I must remind the hon. Member and the advocates for different parts of the country who base their case on social reasons that one not unimportant reason for building a steel mill is that it should produce and sell steel. I emphasise the word "sell", because we are encountering more and more competition as the world develops today. It is absolutely essential that, when this mill is built, it should be able to sell its steel in competition with all comers. It is no good landing Wales, Lincolnshire, Scotland or anywhere else with a "white elephant", in an attempt to solve unemployment problems, which will be uncompetitive just when one wants it to be competitive. We must, therefore, balance extremely carefully the social arguments with the economic arguments which, as the hon. Gentleman has said, have been pressed very strongly upon us by the various authorities and the industry itself.

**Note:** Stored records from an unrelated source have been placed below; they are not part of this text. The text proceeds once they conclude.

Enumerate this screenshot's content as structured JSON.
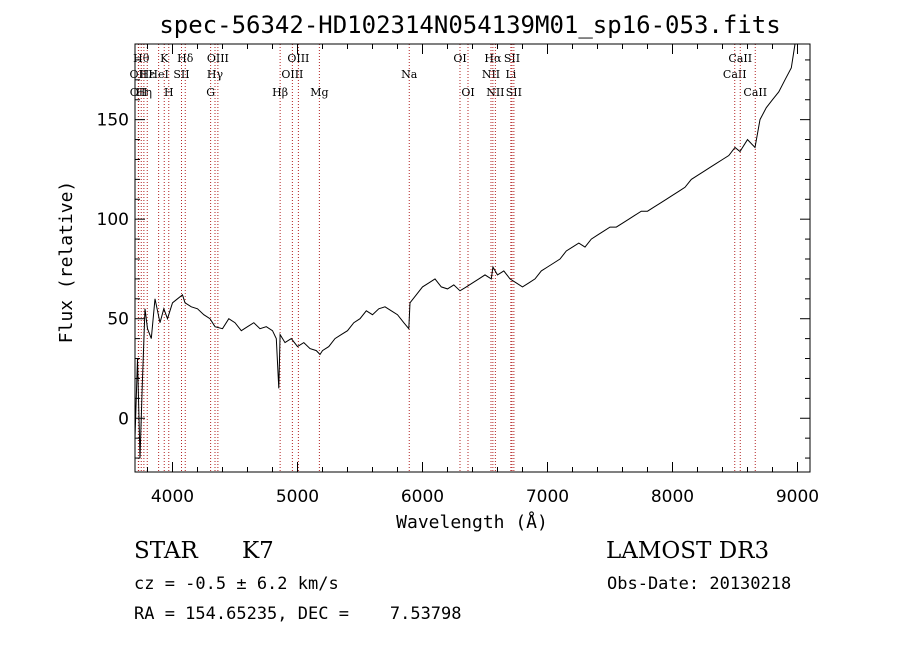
{
  "chart_data": {
    "type": "line",
    "title": "spec-56342-HD102314N054139M01_sp16-053.fits",
    "xlabel": "Wavelength (Å)",
    "ylabel": "Flux (relative)",
    "xlim": [
      3700,
      9100
    ],
    "ylim": [
      -27,
      188
    ],
    "x_ticks": [
      4000,
      5000,
      6000,
      7000,
      8000,
      9000
    ],
    "y_ticks": [
      0,
      50,
      100,
      150
    ],
    "grid": false,
    "series": [
      {
        "name": "flux",
        "x": [
          3700,
          3720,
          3740,
          3760,
          3780,
          3800,
          3830,
          3860,
          3900,
          3930,
          3960,
          4000,
          4040,
          4080,
          4100,
          4150,
          4200,
          4250,
          4300,
          4340,
          4400,
          4450,
          4500,
          4550,
          4600,
          4650,
          4700,
          4750,
          4800,
          4830,
          4850,
          4861,
          4900,
          4950,
          5000,
          5050,
          5100,
          5150,
          5180,
          5200,
          5250,
          5300,
          5350,
          5400,
          5450,
          5500,
          5550,
          5600,
          5650,
          5700,
          5750,
          5800,
          5850,
          5890,
          5900,
          5950,
          6000,
          6050,
          6100,
          6150,
          6200,
          6250,
          6300,
          6350,
          6400,
          6450,
          6500,
          6550,
          6563,
          6600,
          6650,
          6700,
          6750,
          6800,
          6850,
          6900,
          6950,
          7000,
          7050,
          7100,
          7150,
          7200,
          7250,
          7300,
          7350,
          7400,
          7450,
          7500,
          7550,
          7600,
          7650,
          7700,
          7750,
          7800,
          7850,
          7900,
          7950,
          8000,
          8050,
          8100,
          8150,
          8200,
          8250,
          8300,
          8350,
          8400,
          8450,
          8500,
          8540,
          8600,
          8660,
          8700,
          8750,
          8800,
          8850,
          8900,
          8950,
          8980
        ],
        "y": [
          -10,
          30,
          -20,
          20,
          55,
          45,
          40,
          60,
          48,
          55,
          50,
          58,
          60,
          62,
          58,
          56,
          55,
          52,
          50,
          46,
          45,
          50,
          48,
          44,
          46,
          48,
          45,
          46,
          44,
          40,
          15,
          42,
          38,
          40,
          36,
          38,
          35,
          34,
          32,
          34,
          36,
          40,
          42,
          44,
          48,
          50,
          54,
          52,
          55,
          56,
          54,
          52,
          48,
          45,
          58,
          62,
          66,
          68,
          70,
          66,
          65,
          67,
          64,
          66,
          68,
          70,
          72,
          70,
          76,
          72,
          74,
          70,
          68,
          66,
          68,
          70,
          74,
          76,
          78,
          80,
          84,
          86,
          88,
          86,
          90,
          92,
          94,
          96,
          96,
          98,
          100,
          102,
          104,
          104,
          106,
          108,
          110,
          112,
          114,
          116,
          120,
          122,
          124,
          126,
          128,
          130,
          132,
          136,
          134,
          140,
          136,
          150,
          156,
          160,
          164,
          170,
          176,
          188
        ]
      }
    ],
    "line_markers": [
      {
        "wl": 3727,
        "label": "OII",
        "row": 2
      },
      {
        "wl": 3729,
        "label": "OII",
        "row": 3
      },
      {
        "wl": 3750,
        "label": "Hθ",
        "row": 1
      },
      {
        "wl": 3771,
        "label": "Hη",
        "row": 3
      },
      {
        "wl": 3798,
        "label": "Hε",
        "row": 2
      },
      {
        "wl": 3889,
        "label": "HeI",
        "row": 2
      },
      {
        "wl": 3934,
        "label": "K",
        "row": 1
      },
      {
        "wl": 3970,
        "label": "H",
        "row": 3
      },
      {
        "wl": 4072,
        "label": "SII",
        "row": 2
      },
      {
        "wl": 4102,
        "label": "Hδ",
        "row": 1
      },
      {
        "wl": 4305,
        "label": "G",
        "row": 3
      },
      {
        "wl": 4340,
        "label": "Hγ",
        "row": 2
      },
      {
        "wl": 4363,
        "label": "OIII",
        "row": 1
      },
      {
        "wl": 4861,
        "label": "Hβ",
        "row": 3
      },
      {
        "wl": 4959,
        "label": "OIII",
        "row": 2
      },
      {
        "wl": 5007,
        "label": "OIII",
        "row": 1
      },
      {
        "wl": 5175,
        "label": "Mg",
        "row": 3
      },
      {
        "wl": 5894,
        "label": "Na",
        "row": 2
      },
      {
        "wl": 6300,
        "label": "OI",
        "row": 1
      },
      {
        "wl": 6364,
        "label": "OI",
        "row": 3
      },
      {
        "wl": 6548,
        "label": "NII",
        "row": 2
      },
      {
        "wl": 6563,
        "label": "Hα",
        "row": 1
      },
      {
        "wl": 6583,
        "label": "NII",
        "row": 3
      },
      {
        "wl": 6707,
        "label": "Li",
        "row": 2
      },
      {
        "wl": 6716,
        "label": "SII",
        "row": 1
      },
      {
        "wl": 6731,
        "label": "SII",
        "row": 3
      },
      {
        "wl": 8498,
        "label": "CaII",
        "row": 2
      },
      {
        "wl": 8542,
        "label": "CaII",
        "row": 1
      },
      {
        "wl": 8662,
        "label": "CaII",
        "row": 3
      }
    ]
  },
  "info": {
    "object_class": "STAR",
    "subclass": "K7",
    "survey": "LAMOST DR3",
    "cz_line": "cz = -0.5 ± 6.2 km/s",
    "obs_date": "Obs-Date: 20130218",
    "coords": "RA = 154.65235, DEC =    7.53798"
  }
}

I think the hon. Member said that he hoped that the alleged views of Richard Thomas and Baldwins would not weigh too heavily with the Government but that they would make up their own minds. I do not dissent from that, but I must remind him and the House that somebody has to build the works. The Ministry of Power cannot build it and certainly cannot work it. I do not say that it will, but if the industry unanimously comes to the conclusion that it does not want to build the works, because it does not think it will work in a certain location because it thinks that it is uneconomic, that is a consideration which must weigh very strongly with the Government. It is not a selfish consideration in the case of R.T.B., because they are still nationalised. They are almost, so to speak, a public department in this matter and possibly even have a public conscience.

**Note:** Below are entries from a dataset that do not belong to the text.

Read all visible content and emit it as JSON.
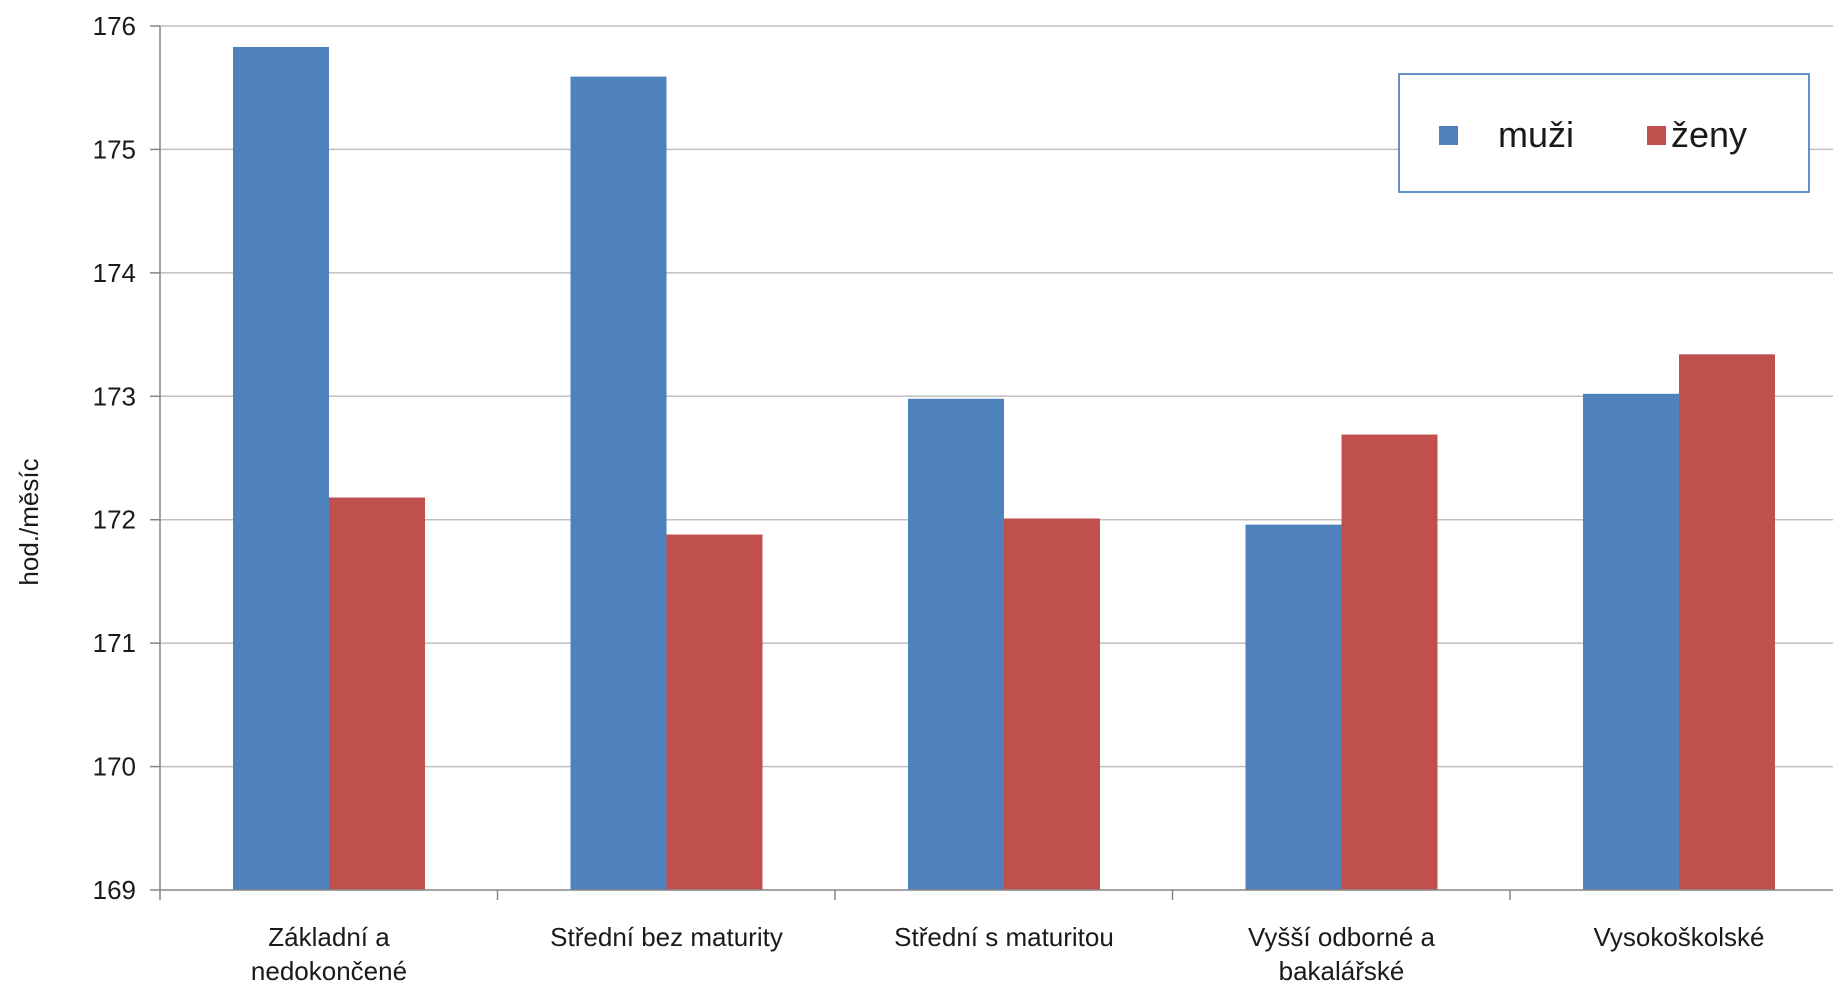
{
  "chart_data": {
    "type": "bar",
    "categories": [
      [
        "Základní a",
        "nedokončené"
      ],
      [
        "Střední bez maturity"
      ],
      [
        "Střední s maturitou"
      ],
      [
        "Vyšší odborné a",
        "bakalářské"
      ],
      [
        "Vysokoškolské"
      ]
    ],
    "series": [
      {
        "name": "muži",
        "color": "#4F81BD",
        "values": [
          175.83,
          175.59,
          172.98,
          171.96,
          173.02
        ]
      },
      {
        "name": "ženy",
        "color": "#C0504D",
        "values": [
          172.18,
          171.88,
          172.01,
          172.69,
          173.34
        ]
      }
    ],
    "title": "",
    "xlabel": "",
    "ylabel": "hod./měsíc",
    "ylim": [
      169,
      176
    ],
    "yticks": [
      169,
      170,
      171,
      172,
      173,
      174,
      175,
      176
    ],
    "grid": true,
    "legend_position": "top-right",
    "colors": {
      "gridline": "#BFBFBF",
      "axis": "#868686",
      "legend_border": "#2F6FB5"
    }
  }
}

What I am putting briefly to the House and to the hon. Member is that we are 1731 most conscious of the social arguments that have been very properly put in favour of Scotland, West Wales, and so on. We are also very conscious of the fact that colossal sums of money, probably a great deal of it public money, will be, for good or evil, permanently tied up in this works once it is built and a very large sector of the British steel industry will be dependent upon the success of it.
Therefore, I do not think that, in view of the seriousness of the issues involved and the complications, the House on the whole would be fair in criticising the Government in taking a little more time to make up their minds on the understanding that time is not unlimited. A great many other interests in different parts of the United Kingdom are awaiting a decision in this matter. The Government are very conscious of that and When they can feel that they can take a decision—and however long we work on it we cannot be certain that it will be right—having done their best to decide these issues, the decision will be made and announced. I am only sorry that I cannot announce it tonight.
§ Mrs. Jean Mann (Coatbridge and Airdrie)Would the hon. Gentleman say whether the decision will be made before or after the General Election?
§ Sir I. HorobinThat depends on so many things—for example, the date of the Election. If the hon. Lady could tell me that, I think that I could possibly give her the answer now.